”ひふみん”加藤一二三九段、今期限りで現役引退…77歳で資格喪失
将棋の加藤一二三(ひふみ)九段(77)の今期限りでの現役引退が19日、決まった。
将棋界には、自ら引退を決断しなくとも成績低迷により引退を余儀なくされる規定がある。名人を目指す棋戦「順位戦」の最下級であるC級2組に在籍する棋士は、リーグの年間成績下位に付けられる降級点を3度取ると、順位戦参加資格のないフリークラスに降級する。降級後にフリークラスに在籍する資格は60歳までと規定されており、既に77歳の加藤九段には資格がなかった。
19日に加藤九段の対局はなかったが、順位戦C級2組で竹内雄悟四段(29)が佐藤慎一五段(34)に勝利し、現在1勝7敗の加藤九段に3度目の降級点が付くことが決まった。
今期のC級2組は、在籍51人のうち成績下位10人に降級点が付く規定になっているが、竹内四段の勝利により、下位の0~2勝勢は13人に減る。残った13人の中で「藤森哲也四段(2勝)―森鶏二九段(2勝)戦」と「大平武洋六段(2勝)―岡崎洋六段(2勝)」という直接対決が2局残されているため、確実に0~2勝勢は11人に減る。すると、加藤九段が残り2戦で連勝して通算3勝7敗としても、3勝で並ぶ他の棋士よりも昨期成績による持ち順位が低い(45位)ため、今期順位の42位以下が確定、3度目の降級点が付くことが決まった。
今後は3月末までに予定される今期中の対局に臨み、勝ち進めずに最終対局日となった日が引退日となる。勝ち進むと4月以降も対局が残るケースもある。
引退決定を受け、加藤九段は「まだ今後の対局も残っており、全力投球する所存ですので、進退に関するコメントは最後の対局が終わってからに致したいと存じます」との談話を発表した。
加藤九段は1940年、福岡県稲築町(現・嘉麻市)生まれ。棋士養成機関「奨励会」在籍時の54年に14歳7か月で四段(棋士)昇段。史上初の中学生棋士となり「神武以来の天才」と称された。昨年10月、藤井聡太四段(14)に62年ぶりに塗り替えられるまで最年少記録だった。

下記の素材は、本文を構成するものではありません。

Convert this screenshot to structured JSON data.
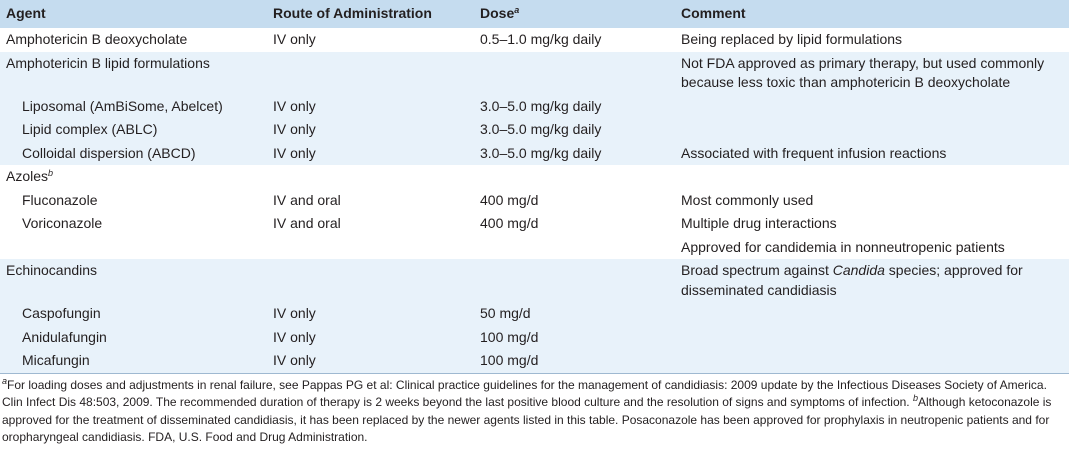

デビュー後、順位戦で4年連続昇級。18歳で最上位クラスのA級に昇級し、八段に昇段。60年には弱冠20歳で名人挑戦者となった。68年に初タイトルの十段を獲得後、故・大山康晴十五世名人、中原誠十六世名人、故・米長邦雄永世棋聖、谷川浩司九段らと名勝負を演じ、獲得タイトルは名人1、十段3、王位1、棋王2、王将1の通算8期。通算記録は2497戦(歴代1位)1323勝(歴代3位)1173敗(歴代1位)。
今月12日の直近の対局で公式戦出場の最高齢記録を77歳11日に更新した後に取材に応じ、報道陣に対して将棋に対する変わらぬ思いを語っていた。「今日の日まで対局できたのは当たり前でないと言えば当たり前でない。戦って来られたことはあらためて良かったと思っています。これからも意欲を持って人生を歩んでいきたいという気持ちでいます。まだ健康なんですよね。対局できる健康体なので、これからも将棋を本業として活躍していきたいと思っています。(77歳での現役は)全く想像しなかったです。幸いに健康で来られたのが何よりのこと。現状はよく認識していますが、最善を尽くして戦ってきました。全力投球の結果なので、これからも人生明るく歩んでいきたい。新しい意欲で人生の旅路を歩んでいきたいと思っております」
うな重を昼夕食に連続注文したり、床に付くほどネクタイを長く結んだり、タイトル戦で庭の池に注いでいた滝を止めさせるなどの数々の伝説でも知られる。最近は「アウトデラックス」などのバラエティー番組にも出演し「ひふみん」の愛称で人気を集めている。